In fact, as little as I like the so-called "glycemic index" which is based on non-reproducible averages of measurements of the blood sugar of normal people and has little applicability to anyone with Diabetes who has lost part of their second phase insulin release, I have to admit that even a true low glycemic diet--the so-called Mediterranean diet, which is a medium fat/slow carb diet, will do a much better job than this one does.

The fact is, this really is not a low glycemic diet, it is low glycemic only if you you compare it with a fudge sundae and soda diet which may well have been what the subjects in the study were eating before they were recruited. It is also a high fructose diet, which is bad news for anyone who believes that step one in dealing with Type 2 diabetes is to reduce insulin resistance.

Fructose was believed to be good for people with diabetes a decade ago and the ADA was slow to stop recommending fructose to people with diabetes. But now we know that eating fructose contributes to fatty liver and increases insulin resistance.

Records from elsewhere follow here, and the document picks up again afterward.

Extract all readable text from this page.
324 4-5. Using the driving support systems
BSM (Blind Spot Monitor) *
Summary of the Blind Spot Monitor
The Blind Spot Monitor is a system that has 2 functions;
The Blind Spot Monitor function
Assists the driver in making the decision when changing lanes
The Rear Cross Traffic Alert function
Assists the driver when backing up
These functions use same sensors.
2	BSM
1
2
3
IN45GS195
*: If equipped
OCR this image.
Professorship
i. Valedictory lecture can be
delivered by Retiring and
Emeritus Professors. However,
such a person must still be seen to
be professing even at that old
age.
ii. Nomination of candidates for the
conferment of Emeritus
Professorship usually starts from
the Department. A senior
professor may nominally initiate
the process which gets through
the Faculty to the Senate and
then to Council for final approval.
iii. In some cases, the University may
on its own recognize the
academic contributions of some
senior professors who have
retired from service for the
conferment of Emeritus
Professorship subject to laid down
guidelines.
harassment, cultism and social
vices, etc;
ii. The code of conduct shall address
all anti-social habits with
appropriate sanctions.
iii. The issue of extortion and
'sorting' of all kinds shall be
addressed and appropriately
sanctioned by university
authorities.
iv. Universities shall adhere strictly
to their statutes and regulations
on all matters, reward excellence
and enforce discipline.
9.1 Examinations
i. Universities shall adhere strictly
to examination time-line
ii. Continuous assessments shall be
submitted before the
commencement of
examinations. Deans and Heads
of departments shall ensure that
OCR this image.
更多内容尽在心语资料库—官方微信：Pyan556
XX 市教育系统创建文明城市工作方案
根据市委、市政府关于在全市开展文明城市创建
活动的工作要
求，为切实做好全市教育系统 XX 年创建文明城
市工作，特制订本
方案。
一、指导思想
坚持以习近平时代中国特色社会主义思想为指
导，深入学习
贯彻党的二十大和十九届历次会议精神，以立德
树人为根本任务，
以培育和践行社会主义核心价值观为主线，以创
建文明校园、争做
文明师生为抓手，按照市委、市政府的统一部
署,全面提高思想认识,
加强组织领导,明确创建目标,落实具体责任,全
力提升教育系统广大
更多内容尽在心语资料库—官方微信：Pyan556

You can read a brand new discussion of new research which looks at how eating fructose changes the way that genes in the liver express in this week's edition of the Diabetes in Control newsletter.

To those who say, but what about the findings that the diet the study promoted lowered cholesterol and A1c, there is only one answer: go look at the actual data. The changes in cholesterol were "significant" only in the statistical meaning of the word. The actual change in the lipid measurements was small and triglyceride level, which are more closely linked to heart risk than LDL did not change significantly.

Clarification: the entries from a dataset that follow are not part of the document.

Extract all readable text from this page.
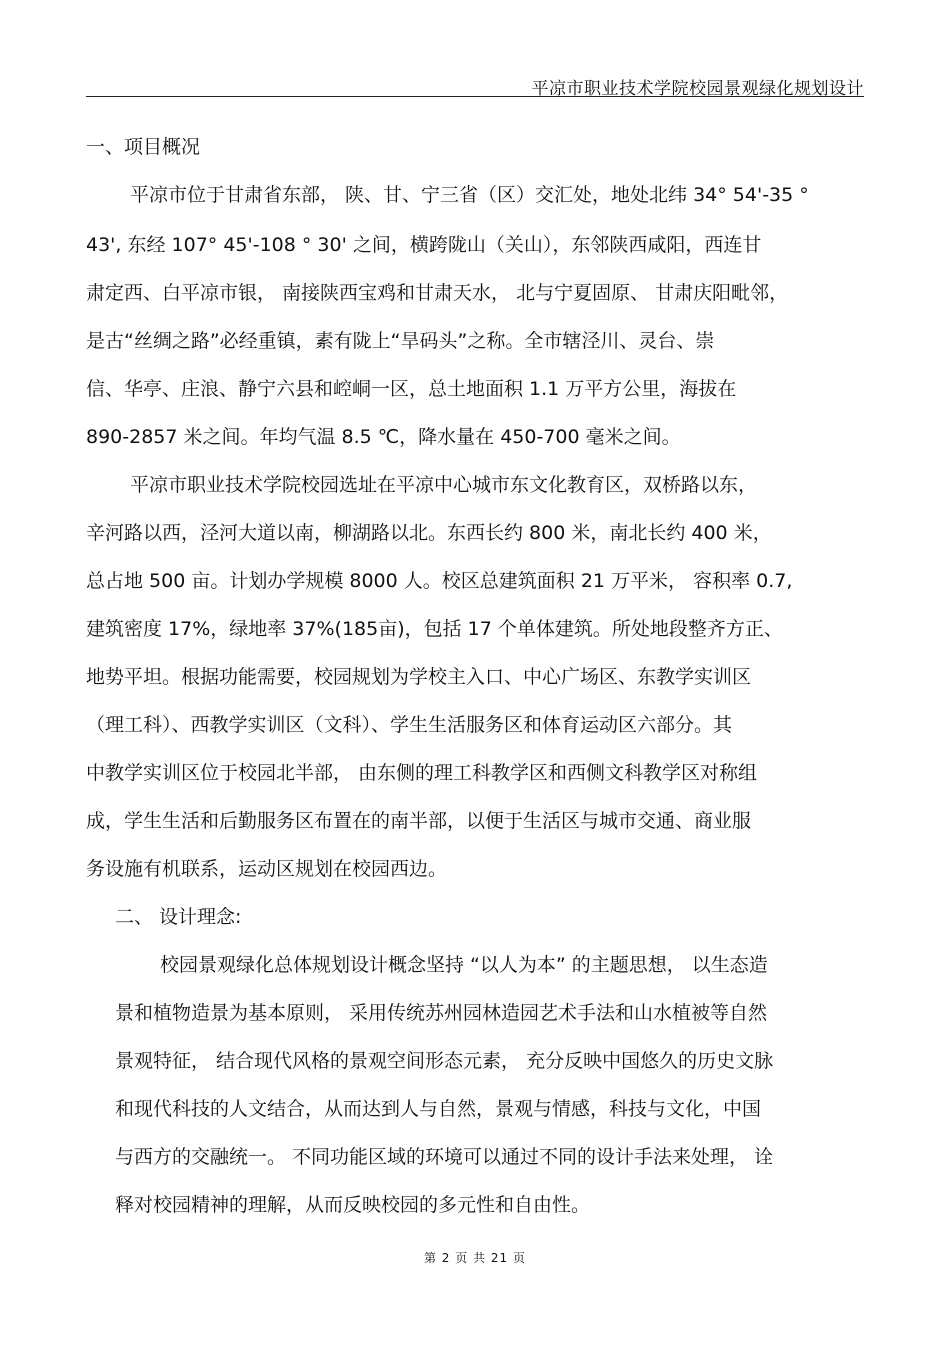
平凉市职业技术学院校园景观绿化规划设计
一、项目概况
平凉市位于甘肃省东部， 陕、甘、宁三省（区）交汇处，地处北纬 34° 54'-35 °
43', 东经 107° 45'-108 ° 30' 之间，横跨陇山（关山），东邻陕西咸阳，西连甘
肃定西、白平凉市银， 南接陕西宝鸡和甘肃天水， 北与宁夏固原、 甘肃庆阳毗邻，
是古“丝绸之路”必经重镇，素有陇上“旱码头”之称。全市辖泾川、灵台、崇
信、华亭、庄浪、静宁六县和崆峒一区，总土地面积 1.1 万平方公里，海拔在
890-2857 米之间。年均气温 8.5 ℃，降水量在 450-700 毫米之间。
平凉市职业技术学院校园选址在平凉中心城市东文化教育区，双桥路以东，
辛河路以西，泾河大道以南，柳湖路以北。东西长约 800 米，南北长约 400 米，
总占地 500 亩。计划办学规模 8000 人。校区总建筑面积 21 万平米， 容积率 0.7,
建筑密度 17%，绿地率 37%(185亩)，包括 17 个单体建筑。所处地段整齐方正、
地势平坦。根据功能需要，校园规划为学校主入口、中心广场区、东教学实训区
（理工科）、西教学实训区（文科）、学生生活服务区和体育运动区六部分。其
中教学实训区位于校园北半部， 由东侧的理工科教学区和西侧文科教学区对称组
成，学生生活和后勤服务区布置在的南半部，以便于生活区与城市交通、商业服
务设施有机联系，运动区规划在校园西边。
二、 设计理念:
校园景观绿化总体规划设计概念坚持 “以人为本” 的主题思想， 以生态造
景和植物造景为基本原则， 采用传统苏州园林造园艺术手法和山水植被等自然
景观特征， 结合现代风格的景观空间形态元素， 充分反映中国悠久的历史文脉
和现代科技的人文结合，从而达到人与自然，景观与情感，科技与文化，中国
与西方的交融统一。 不同功能区域的环境可以通过不同的设计手法来处理， 诠
释对校园精神的理解，从而反映校园的多元性和自由性。
第 2 页 共 21 页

The changes in body weight and A1c compared to baseline are slightly better, but are probably due to the diet being used here being one that severely restricted food choices, urged people to lower calories, and told people not to eat any of the junk food that adds calories to the Standard Diet. A lower calorie very high carbohydrate diet will have less carbs than a high calorie very high carbohydrate diet and that will reduce A1c, though in this case, not enough to provide lasting health benefits.

Pit this diet against a low carb diet of any kind and you'll see how pitiful this diet really was. For that matter, pit it against a truly "low glycemic" diet--one that also has a low glycemic load and you will similarly see the limitations of this antique, failed ADA low fat diet exposed.

You don't have to take my word for it. These studies have already been done. You can find them listed here:

Studies Proving the Safety and Efficacy of the Low Carb Diet

But you don't need to read studies to find out what is a safe and effective diet for your own, unique body. Get out your blood sugar meter and test after eating. If the foods you eat keep your blood sugar under 140 mg/dl, they're good for you. If they raise your blood sugar higher than that, they aren't. And if you really want to be healthy, shoot for a lower post meal blood sugar target. Many people stay under 120 mg/dl, which appears to be the true upper end of the normal range for post meal blood sugars. Some go even lower.

And write a letter to the publishers of JAMA asking why they gave valuable page space to a study that is so obviously flawed.